Matthew Krouse On the air in Johannesburg
In the 1920s, when radio transmitters were switched on for the first time all over the world, live music was the main attraction. The immediacy of the medium made people feel so modern, so in-with-the-times. Suddenly, you didn’t actually have to be there, to be part of what was going on.
The early studio orchestras of the airwaves became the gods of modern music, and everybody clamoured around their little wooden “wirelesses”, hoping to catch them live. Careers were made and lost through radio, and musical styles evolved exclusively for radio -think of Ella, Benny, Dizzy, Bing .
An early jazz writer called it “the wow of static”, referring to the lethal mixture of radio, percussion and horns. So lethal was the mix that, by the 1950s, bebop was unconditionally banned for promoting “narcotics and double talk”.
Sound familiar? Radio of the early Nineties was also characterised by a wave of bannings, of musical groups who promoted drug-lust, and hate- speech. Remember the flack that Public Enemy and other rappers got back then for their politics and language?
That aside, in present day Jo’burg, the power of the medium lives on. On Sunday nights, one can catch a rare glimpse of live radio doing what it does best – live music – when Sandton’s premiere jazz venue, the Blues Room hosts a weekly slot on Khaya FM.
Called BluesRoomRadio, it’s an hour of contemporary African music, programmed to satisfy a diverse range of tastes. Besides showcasing the best of the best, there’s also the newest of the new, opening doors for budding talent. It’s reminiscent of the old days, when radio had the power to manufacture careers.
Innovative mastermind of the combo, the Blues Room’s Michael Canfield, says: “For the first time African music is being presented, in a large venue in the northern suburbs, with great production values.”
Last Sunday the scheme kicked off with a promo of Bayete’s new CD Umathimula.
The inimitable Jabu Khanyile did a session of some olds and some news, that carried on long after the transmitter had shut down.

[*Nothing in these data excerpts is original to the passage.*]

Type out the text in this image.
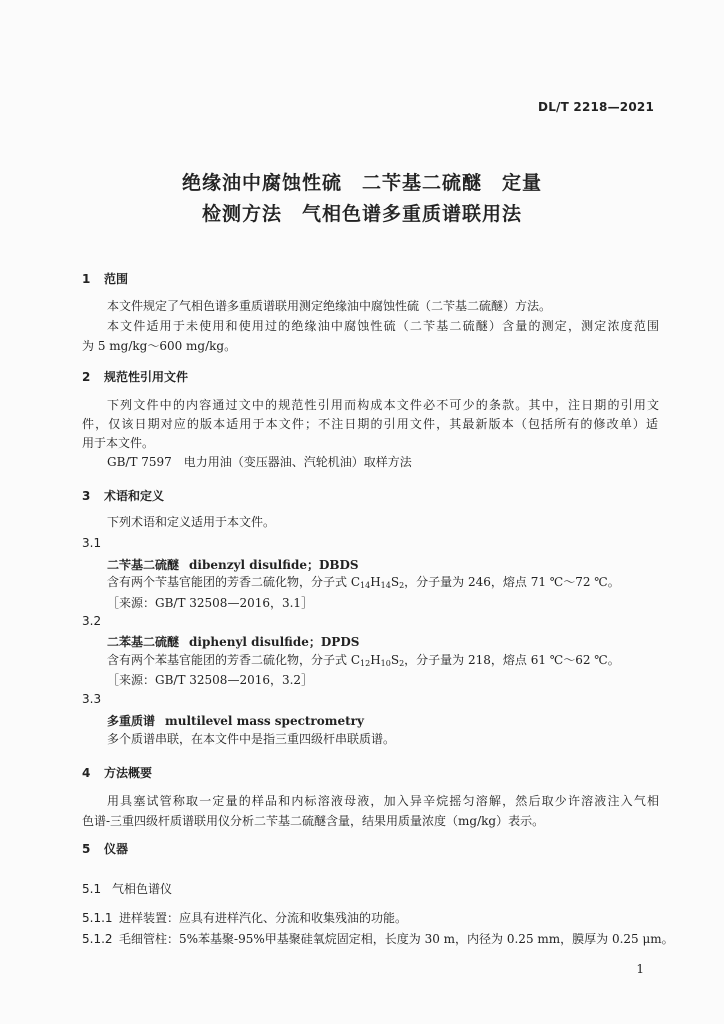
DL/T 2218—2021
绝缘油中腐蚀性硫　二苄基二硫醚　定量
检测方法　气相色谱多重质谱联用法
1 范围
本文件规定了气相色谱多重质谱联用测定绝缘油中腐蚀性硫（二苄基二硫醚）方法。
本文件适用于未使用和使用过的绝缘油中腐蚀性硫（二苄基二硫醚）含量的测定，测定浓度范围
为 5 mg/kg～600 mg/kg。
2 规范性引用文件
下列文件中的内容通过文中的规范性引用而构成本文件必不可少的条款。其中，注日期的引用文
件，仅该日期对应的版本适用于本文件；不注日期的引用文件，其最新版本（包括所有的修改单）适
用于本文件。
GB/T 7597　电力用油（变压器油、汽轮机油）取样方法
3 术语和定义
下列术语和定义适用于本文件。
3.1
二苄基二硫醚 dibenzyl disulfide；DBDS
含有两个苄基官能团的芳香二硫化物，分子式 $C_{14}H_{14}S_2$，分子量为 246，熔点 71 ℃～72 ℃。
［来源：GB/T 32508—2016，3.1］
3.2
二苯基二硫醚 diphenyl disulfide；DPDS
含有两个苯基官能团的芳香二硫化物，分子式 $C_{12}H_{10}S_2$，分子量为 218，熔点 61 ℃～62 ℃。
［来源：GB/T 32508—2016，3.2］
3.3
多重质谱 multilevel mass spectrometry
多个质谱串联，在本文件中是指三重四级杆串联质谱。
4 方法概要
用具塞试管称取一定量的样品和内标溶液母液，加入异辛烷摇匀溶解，然后取少许溶液注入气相
色谱-三重四级杆质谱联用仪分析二苄基二硫醚含量，结果用质量浓度（mg/kg）表示。
5 仪器
5.1 气相色谱仪
5.1.1 进样装置：应具有进样汽化、分流和收集残油的功能。
5.1.2 毛细管柱：5%苯基聚-95%甲基聚硅氧烷固定相，长度为 30 m，内径为 0.25 mm，膜厚为 0.25 μm。
1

Beginning promptly at five – when the queue swifts into the venue, in eager anticipation of the big switch on – the whole thing has an old fashioned ballsy, bluesy, ballroom feel to it.

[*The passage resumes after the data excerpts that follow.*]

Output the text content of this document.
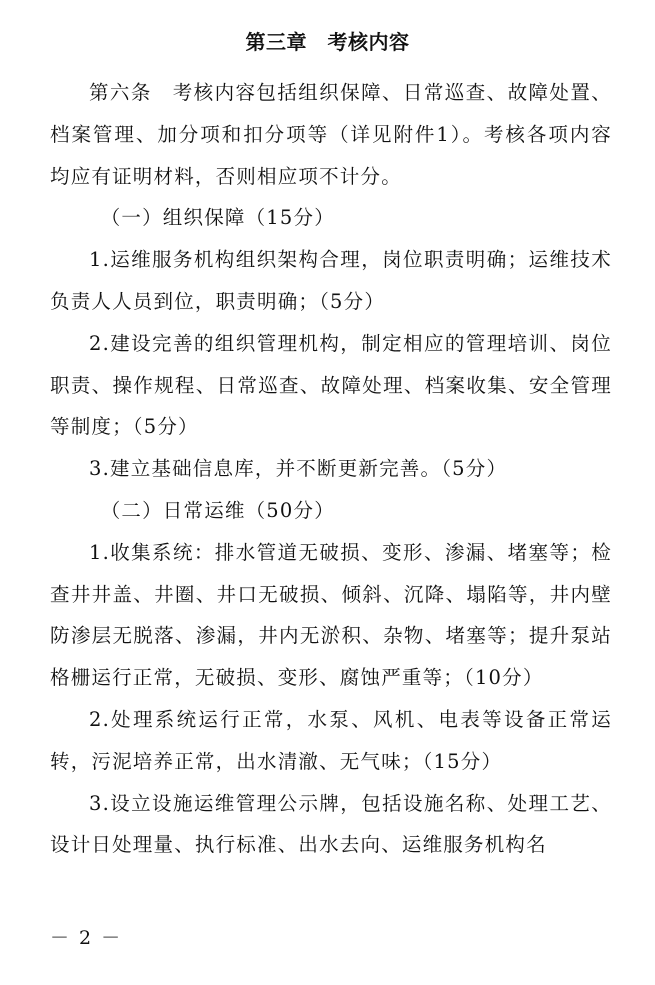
第三章　考核内容

第六条　考核内容包括组织保障、日常巡查、故障处置、档案管理、加分项和扣分项等（详见附件1）。考核各项内容均应有证明材料，否则相应项不计分。

（一）组织保障（15分）

1.运维服务机构组织架构合理，岗位职责明确；运维技术负责人人员到位，职责明确；（5分）

2.建设完善的组织管理机构，制定相应的管理培训、岗位职责、操作规程、日常巡查、故障处理、档案收集、安全管理等制度；（5分）

3.建立基础信息库，并不断更新完善。（5分）

（二）日常运维（50分）

1.收集系统：排水管道无破损、变形、渗漏、堵塞等；检查井井盖、井圈、井口无破损、倾斜、沉降、塌陷等，井内壁防渗层无脱落、渗漏，井内无淤积、杂物、堵塞等；提升泵站格栅运行正常，无破损、变形、腐蚀严重等；（10分）

2.处理系统运行正常，水泵、风机、电表等设备正常运转，污泥培养正常，出水清澈、无气味；（15分）

3.设立设施运维管理公示牌，包括设施名称、处理工艺、设计日处理量、执行标准、出水去向、运维服务机构名

－ 2 －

You can book a table and munch on your dinner, bugging the waiters while knowing that, because of live radio the “do” is an open window to the wide, static world.
Next week, Canfield reports, audiences can see the Zimbabwean outfit Music Ye Afrika, and in a fortnight they present the local outfit Africa Maroon.
It’s something to liven up dreary Sundays. Even if you can’t make it there, tune in. Remember what they say about radio: it’s the theatre of the mind.